Hızlı adımları ile evin içini aramaya başlayan küçük kız ne sıra bu adımların koşmaya döndüğünü bilmiyordu. Dışarıya doğru koşuyordu şimdi nereye gideceğini bilmiyordu bile. Dışarda aradığı kişiyi nerede bulabileceğini bilmiyordu bile. Neyse ki bilmesine gerek kalmamıştı.  Queenie dışarıda pek fazla ilerleyemeden bir el onu durdurmuş, sonra da onu kendine doğru çevirmişti. Elin sahibinin yüzüne bakmayan minik kız adamın elinde bir eldivenin olduğunu adamın kolundaki sıkı tutuşu ile kolunda hissettiği belirli yerlerdeki batmalardan anlamıştı. Elin sahibi konuşmaya girişti hemen.
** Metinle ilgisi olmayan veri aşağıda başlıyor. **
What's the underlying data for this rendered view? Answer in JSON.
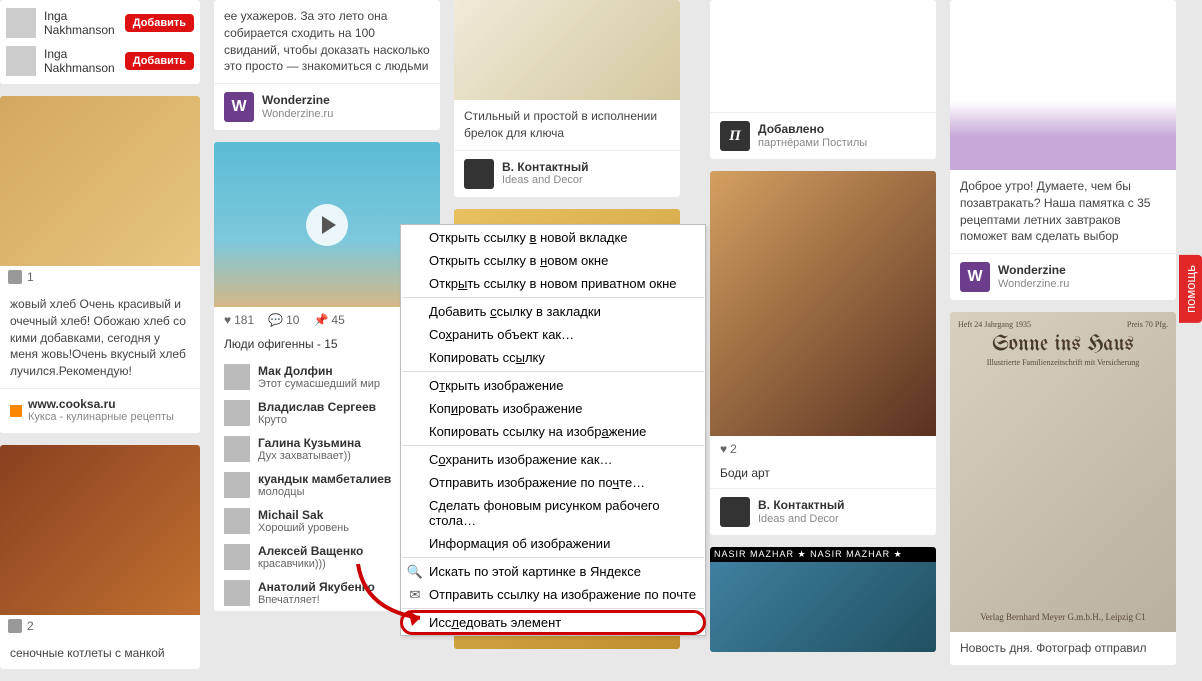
{
  "help_label": "помощь",
  "users": [
    {
      "name": "Inga Nakhmanson",
      "btn": "Добавить"
    },
    {
      "name": "Inga Nakhmanson",
      "btn": "Добавить"
    }
  ],
  "col1": {
    "card1": {
      "img_count": "1",
      "text": "жовый хлеб Очень красивый и очечный хлеб! Обожаю хлеб со кими добавками, сегодня у меня жовь!Очень вкусный хлеб лучился.Рекомендую!",
      "site": "www.cooksa.ru",
      "sitesub": "Кукса - кулинарные рецепты"
    },
    "card2": {
      "img_count": "2",
      "text": "сеночные котлеты с манкой"
    }
  },
  "col2": {
    "card0": {
      "text": "ее ухажеров. За это лето она собирается сходить на 100 свиданий, чтобы доказать насколько это просто — знакомиться с людьми",
      "name": "Wonderzine",
      "sub": "Wonderzine.ru"
    },
    "card1": {
      "likes": "181",
      "comments": "10",
      "pins": "45",
      "caption": "Люди офигенны - 15",
      "comlist": [
        {
          "name": "Мак Долфин",
          "text": "Этот сумасшедший мир"
        },
        {
          "name": "Владислав Сергеев",
          "text": "Круто"
        },
        {
          "name": "Галина Кузьмина",
          "text": "Дух захватывает))"
        },
        {
          "name": "куандык мамбеталиев",
          "text": "молодцы"
        },
        {
          "name": "Michail Sak",
          "text": "Хороший уровень"
        },
        {
          "name": "Алексей Ващенко",
          "text": "красавчики)))"
        },
        {
          "name": "Анатолий Якубенко",
          "text": "Впечатляет!"
        }
      ]
    }
  },
  "col3": {
    "card1": {
      "text": "Стильный и простой в исполнении брелок для ключа",
      "name": "В. Контактный",
      "sub": "Ideas and Decor"
    }
  },
  "col4": {
    "card1": {
      "name": "Добавлено",
      "sub": "партнёрами Постилы"
    },
    "card2": {
      "likes": "2",
      "caption": "Боди арт",
      "name": "В. Контактный",
      "sub": "Ideas and Decor"
    },
    "card3_banner": "NASIR MAZHAR ★ NASIR MAZHAR ★"
  },
  "col5": {
    "card1": {
      "text": "Доброе утро! Думаете, чем бы позавтракать? Наша памятка с 35 рецептами летних завтраков поможет вам сделать выбор",
      "name": "Wonderzine",
      "sub": "Wonderzine.ru"
    },
    "card2": {
      "title": "Sonne ins Haus",
      "subtitle": "Illustrierte Familienzeitschrift mit Versicherung",
      "header_left": "Heft 24 Jahrgang 1935",
      "header_right": "Preis 70 Pfg.",
      "publisher": "Verlag Bernhard Meyer G.m.b.H., Leipzig C1",
      "text": "Новость дня. Фотограф отправил"
    }
  },
  "context_menu": {
    "items": [
      {
        "html": "Открыть ссылку <u>в</u> новой вкладке"
      },
      {
        "html": "Открыть ссылку в <u>н</u>овом окне"
      },
      {
        "html": "Откр<u>ы</u>ть ссылку в новом приватном окне"
      },
      {
        "sep": true
      },
      {
        "html": "Добавить <u>с</u>сылку в закладки"
      },
      {
        "html": "Со<u>х</u>ранить объект как…"
      },
      {
        "html": "Копировать сс<u>ы</u>лку"
      },
      {
        "sep": true
      },
      {
        "html": "О<u>т</u>крыть изображение"
      },
      {
        "html": "Коп<u>и</u>ровать изображение"
      },
      {
        "html": "Копировать ссылку на изобр<u>а</u>жение"
      },
      {
        "sep": true
      },
      {
        "html": "С<u>о</u>хранить изображение как…"
      },
      {
        "html": "Отправить изображение по по<u>ч</u>те…"
      },
      {
        "html": "С<u>д</u>елать фоновым рисунком рабочего стола…"
      },
      {
        "html": "Информация об изображении"
      },
      {
        "sep": true
      },
      {
        "html": "Искать по этой картинке в Яндексе",
        "icon": "🔍"
      },
      {
        "html": "Отправить ссылку на изображение по почте",
        "icon": "✉"
      },
      {
        "sep": true
      },
      {
        "html": "Исс<u>л</u>едовать элемент",
        "hilite": true
      }
    ]
  }
}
“Mary’e bari ölümünde saygı göster!”

Elin sahibinin yüzüne bile bakmayan küçük kız kolunu kurtardığı gibi içeri koşmuştu. Başka Mary’den bahsediyorlardı kesin. Queenie birçok kişiye saygısızca davranmıştı kesin. Onlardan biriydi kimse bu ölen. Onunla aynı evde yaşayan Mary değildi ölen. Hem neydi o ölüm? Daha önce hiç görmediği kişiler hakkında söylendiğini çok duymuştu. Olmayan kişiler hakkında söyleniyordu hep. Ama Mary vardı. Onu birçok kez görmüştü Queenie. Gördüğü bir kişi nasıl ölebilirdi ki?

İçeriye girerken bir kaç kişinin koridorun öbür ucundan dışarıya doğru doğru süslü püslü bir tahta parçasını taşıdığını gördü. Ne olduğunu bilmiyordu o şeyin. Ama baya ağır görünüyordu. İçerde bir köşede kendi aralarında konuşan birkaç kadını görmesi ile gözlerini onlara dikti küçük kız. Onların konuşmalarından göremeyeceği bir şekilde arkalarına doğru yerleşti. Kadınlar kendileri zaten bir sebepten bir şeylerden saklanıyor gibilerdi. Kendileri saklanırken Queenie’nin arkalarında onları dinlediğini fark etmezlerdi. Bu kadınların kendi aralarındaki konuşmalarını dinleyerek anlayabilirdi belki bu ölen Mary’nin kim olduğunu.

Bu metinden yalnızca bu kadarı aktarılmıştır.